The City I Hate to Love

par John Gelder

Il y a deux façons de voir la ville : avec le regard blasé et myope de la routine ou avec le regard ouvert, attentif de l’ethnologue ; deux attitudes face au sublime pourrissant, aux fièvres érigées en monuments, à la déliquescence architectonique. Le regard blasé se contente du réel, ce qui existe, se meut, s’agite, meurt : le quotidien. Pas de questions métaphysiques, on consigne Zoo story, le luxe et la corruption sous toutes leurs formes. On marche dans l’excrémentiel sans se poser de questions sur le monde. Les sans-abri sont des sans-abri, les sidatiques des sidatiques, les latinos des latinos et les ghettos de lointains mouroirs. Wall Street – le WTC – brasse des milliards ? Et bien ! Qu’il les brasse. Couple maudit, misère et corruption marchent main dans la main, comme des damnés sur le goudron d’une Sodome et d’une Gomorrhe reconstituées ; l’œil blasé n’a pas d’état d’âme. L’autre regard, celui de l’ethnologue, observe avec une passion éminemment discriminatoire toutes les formes de la scatologie humaine ; il s’essaie à des jugements statistiques : 80 % de décomposition morale et physique avancée, 19 % de bonne santé et d’énergie suicidaire, 1 % d’étonnement et de découvertes inédites.

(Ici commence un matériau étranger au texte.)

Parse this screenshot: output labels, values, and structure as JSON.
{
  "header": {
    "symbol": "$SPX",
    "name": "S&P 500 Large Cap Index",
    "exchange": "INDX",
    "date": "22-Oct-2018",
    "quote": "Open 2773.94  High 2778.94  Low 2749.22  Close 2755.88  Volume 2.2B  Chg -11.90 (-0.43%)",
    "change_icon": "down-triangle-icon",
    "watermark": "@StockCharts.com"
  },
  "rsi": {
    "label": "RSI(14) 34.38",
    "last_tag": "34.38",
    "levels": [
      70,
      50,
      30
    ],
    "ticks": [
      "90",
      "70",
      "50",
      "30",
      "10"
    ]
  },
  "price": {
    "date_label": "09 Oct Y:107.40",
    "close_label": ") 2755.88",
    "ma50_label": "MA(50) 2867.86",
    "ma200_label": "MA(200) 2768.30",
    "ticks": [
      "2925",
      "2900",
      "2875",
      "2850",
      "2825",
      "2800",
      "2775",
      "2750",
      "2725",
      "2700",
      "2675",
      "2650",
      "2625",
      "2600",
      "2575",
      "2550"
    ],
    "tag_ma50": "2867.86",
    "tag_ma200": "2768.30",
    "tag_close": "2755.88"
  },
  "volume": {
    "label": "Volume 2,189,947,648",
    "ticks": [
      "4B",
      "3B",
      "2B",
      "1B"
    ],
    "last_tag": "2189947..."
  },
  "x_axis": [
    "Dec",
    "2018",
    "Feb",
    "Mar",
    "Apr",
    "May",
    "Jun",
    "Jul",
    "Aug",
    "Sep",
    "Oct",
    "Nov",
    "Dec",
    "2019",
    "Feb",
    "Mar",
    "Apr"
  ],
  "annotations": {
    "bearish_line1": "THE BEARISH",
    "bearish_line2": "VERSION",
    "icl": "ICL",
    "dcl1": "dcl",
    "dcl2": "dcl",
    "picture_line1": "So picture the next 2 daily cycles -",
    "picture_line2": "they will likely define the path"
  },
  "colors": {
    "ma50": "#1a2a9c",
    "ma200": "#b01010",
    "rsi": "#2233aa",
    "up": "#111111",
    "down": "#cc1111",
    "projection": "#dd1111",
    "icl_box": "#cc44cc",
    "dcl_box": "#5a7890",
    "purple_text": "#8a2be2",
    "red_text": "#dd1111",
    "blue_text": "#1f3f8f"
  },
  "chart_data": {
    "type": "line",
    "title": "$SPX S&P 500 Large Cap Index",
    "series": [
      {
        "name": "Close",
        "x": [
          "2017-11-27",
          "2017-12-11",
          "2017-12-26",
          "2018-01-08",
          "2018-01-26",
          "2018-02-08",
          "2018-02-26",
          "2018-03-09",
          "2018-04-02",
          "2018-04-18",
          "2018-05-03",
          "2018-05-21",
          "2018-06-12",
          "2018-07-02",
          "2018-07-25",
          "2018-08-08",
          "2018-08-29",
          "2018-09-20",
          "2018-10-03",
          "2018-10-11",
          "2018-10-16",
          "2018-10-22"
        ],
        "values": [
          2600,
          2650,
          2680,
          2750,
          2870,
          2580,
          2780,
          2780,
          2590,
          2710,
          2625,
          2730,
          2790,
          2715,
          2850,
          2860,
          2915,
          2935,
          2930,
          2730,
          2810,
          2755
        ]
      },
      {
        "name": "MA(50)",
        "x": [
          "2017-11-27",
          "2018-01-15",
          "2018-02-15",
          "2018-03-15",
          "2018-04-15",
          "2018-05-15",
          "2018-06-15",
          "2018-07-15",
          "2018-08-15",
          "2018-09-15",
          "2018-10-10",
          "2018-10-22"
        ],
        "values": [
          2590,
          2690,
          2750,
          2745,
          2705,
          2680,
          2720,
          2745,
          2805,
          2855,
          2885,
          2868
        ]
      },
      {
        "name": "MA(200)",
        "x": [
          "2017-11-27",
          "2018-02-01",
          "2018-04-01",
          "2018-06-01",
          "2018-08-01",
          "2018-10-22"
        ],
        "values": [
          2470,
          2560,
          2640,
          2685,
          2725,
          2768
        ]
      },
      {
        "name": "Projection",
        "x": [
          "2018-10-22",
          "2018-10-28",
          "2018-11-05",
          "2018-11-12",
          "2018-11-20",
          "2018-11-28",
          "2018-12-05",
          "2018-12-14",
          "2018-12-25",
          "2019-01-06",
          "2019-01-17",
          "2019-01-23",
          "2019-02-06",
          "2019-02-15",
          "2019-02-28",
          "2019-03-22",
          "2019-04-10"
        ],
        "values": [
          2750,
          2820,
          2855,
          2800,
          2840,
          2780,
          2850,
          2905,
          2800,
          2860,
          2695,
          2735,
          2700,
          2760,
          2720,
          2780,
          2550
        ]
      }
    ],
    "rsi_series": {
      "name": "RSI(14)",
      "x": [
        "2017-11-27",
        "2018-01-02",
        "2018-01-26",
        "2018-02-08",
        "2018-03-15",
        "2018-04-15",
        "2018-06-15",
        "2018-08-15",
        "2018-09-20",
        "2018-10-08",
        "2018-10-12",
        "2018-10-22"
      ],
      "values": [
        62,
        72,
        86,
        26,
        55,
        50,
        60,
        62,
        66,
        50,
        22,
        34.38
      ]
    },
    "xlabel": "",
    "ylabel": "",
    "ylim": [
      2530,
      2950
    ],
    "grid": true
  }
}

Cette ville, qui se dit la première du monde, n’est qu’un pourrissoir. Ce qui s’y meut encore feint de vivre. Avisez ce paysage à partir du plus haut de ses édifices titanesques : un squelette – géant insulaire – s’étale, côtes dressées, dans le cloaque d’une baie. On lui a sucé jusqu’à la dernière goutte de moelle. Amas cellulaire, humeurs, tout le jus d’un corps en survivance précaire suinte et s’épanche de sa carcasse pour aller se répandre dans de fumants caniveaux. Par-ci, par-là, des bas morceaux, des organes détachés de ce vieux corps méconnaissable paraissent animés d’une inquiétante vitalité résiduelle. Ces chairs arrachées à un ancien bonheur gras, vouées à une tératologique autonomie, se fraient leur chemin en une reptation obscène vers d’innombrables incinérateurs ou des appareils de cryogénisation. Tout est imbibé de cette méphitique viscosité. Il en émane un gaz actif, inodore mais vivace, qui vous saisit à la gorge et vous serre le cœur.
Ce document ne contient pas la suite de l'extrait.